The Toyota RAV4 Prime plug-in hybrid has been recently singled out as one of the most sought-after models on the market, with one of the shortest times in U.S. dealer inventory. Simply put, Toyota isn’t delivering enough of them to meet demand.
Toyota BZ4X concept – 2021 Shanghai auto show
Last week Toyota showed the bZ4X Concept, which shows the direction to an all-electric vehicle about the size of the RAV4; Toyota hasn’t yet detailed whether it sees the bZ4X as a niche model or the mainstream.
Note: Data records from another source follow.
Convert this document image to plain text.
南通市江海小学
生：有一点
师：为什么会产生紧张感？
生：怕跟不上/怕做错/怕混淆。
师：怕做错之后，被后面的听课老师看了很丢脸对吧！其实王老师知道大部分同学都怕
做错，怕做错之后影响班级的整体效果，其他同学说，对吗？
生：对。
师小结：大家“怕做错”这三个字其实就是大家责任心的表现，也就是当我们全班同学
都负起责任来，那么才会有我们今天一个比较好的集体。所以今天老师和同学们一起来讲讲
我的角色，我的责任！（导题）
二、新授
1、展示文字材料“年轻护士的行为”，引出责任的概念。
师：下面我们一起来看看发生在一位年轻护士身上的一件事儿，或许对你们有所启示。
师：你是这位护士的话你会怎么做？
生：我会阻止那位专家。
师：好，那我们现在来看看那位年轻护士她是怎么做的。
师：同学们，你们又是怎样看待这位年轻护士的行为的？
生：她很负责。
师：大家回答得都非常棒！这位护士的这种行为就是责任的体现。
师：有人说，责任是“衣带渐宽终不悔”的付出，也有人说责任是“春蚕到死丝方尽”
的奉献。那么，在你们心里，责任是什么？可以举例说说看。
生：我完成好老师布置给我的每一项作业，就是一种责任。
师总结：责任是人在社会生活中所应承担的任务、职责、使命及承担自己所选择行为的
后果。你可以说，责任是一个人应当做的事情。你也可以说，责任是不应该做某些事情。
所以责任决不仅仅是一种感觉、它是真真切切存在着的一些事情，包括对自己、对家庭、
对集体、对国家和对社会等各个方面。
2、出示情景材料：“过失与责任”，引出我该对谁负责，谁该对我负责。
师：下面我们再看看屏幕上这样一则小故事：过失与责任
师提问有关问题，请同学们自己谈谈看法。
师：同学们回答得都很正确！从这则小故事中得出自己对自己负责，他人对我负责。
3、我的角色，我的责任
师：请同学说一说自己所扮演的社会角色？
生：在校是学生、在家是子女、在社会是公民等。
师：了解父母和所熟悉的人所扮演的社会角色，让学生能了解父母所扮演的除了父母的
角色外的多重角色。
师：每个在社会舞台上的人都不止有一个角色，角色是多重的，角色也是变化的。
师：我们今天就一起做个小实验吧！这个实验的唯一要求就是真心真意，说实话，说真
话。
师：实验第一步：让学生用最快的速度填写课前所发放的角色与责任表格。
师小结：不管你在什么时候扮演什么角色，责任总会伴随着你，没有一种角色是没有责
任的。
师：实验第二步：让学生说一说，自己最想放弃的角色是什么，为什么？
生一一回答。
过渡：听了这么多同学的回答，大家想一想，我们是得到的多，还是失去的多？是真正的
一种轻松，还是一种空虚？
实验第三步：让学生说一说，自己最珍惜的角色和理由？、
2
Although Tesla didn’t break out Model Y and Model 3 sales, it reported that it delivered a combined total of nearly 443,000 of those two models in 2020. That’s the tally considering the “touchless” market launch of the Model Y last March, in a global pandemic, in a year fraught with production obstacles and drama over health and labor issues.
Tesla delivered its first Chinese-made Model Y in January, and over the next year it plans to ramp up production of the electric crossover in Berlin, Germany, and Austin, Texas—all while it continues to make them in Fremont, California. In the first quarter, considering California and China production combined, Tesla delivered more than 180,000 Model Y and Model 3, with Model Y a growing portion of those.
Tesla Model Y
The Model 3 is already outselling what Musk sees as its combustion-engine competitors. It ousted the BMW 3-Series, globally, three and a half years into its production run, and has become the bestselling “midsize premium sedan” in the world—or the bestselling luxury sedan of any kind in the world.
But there’s a barrier to how quickly Tesla might be able to ramp up production to meet demand: It might not have enough cells.
Although it’s working to ramp up production of the larger-format 4680 cells that were at center stage for the company’s Battery Day presentation last September—to potentially allow Semi deliveries without drawing cells away from the other models—those remain 12 to 18 months from volume production, the company will rely on battery suppliers even more.
Tesla plans to buy double the cells from them in 2022.
“We want to be super-clear about that,” said Musk. “We’re not about replacing suppliers; it’s about supplementing suppliers.”
Musk said that Tesla has very strong partnerships with CATL, Panasonic, and LG. “Our request to our strategic partners for cell supply is, please supply us with as much as you possibly can, and provided the price is affordable, we will buy everything that they can make,” he said.
2021 Volkswagen ID.4 – First drive, Portland OR
The closest rival for the Model Y in terms of global sales volume might potentially be the Volkswagen ID.4; but VW is planning for a slower ramp-up, aiming for 500,000 ID.4 electric crossovers annually by 2025.
How soon will the Model Y top the charts? Will it? It’s not likely we’ll see any certainty until we see how well Tesla ramps up its new plants and how smoothly the industry moves on from supply-chain hiccups.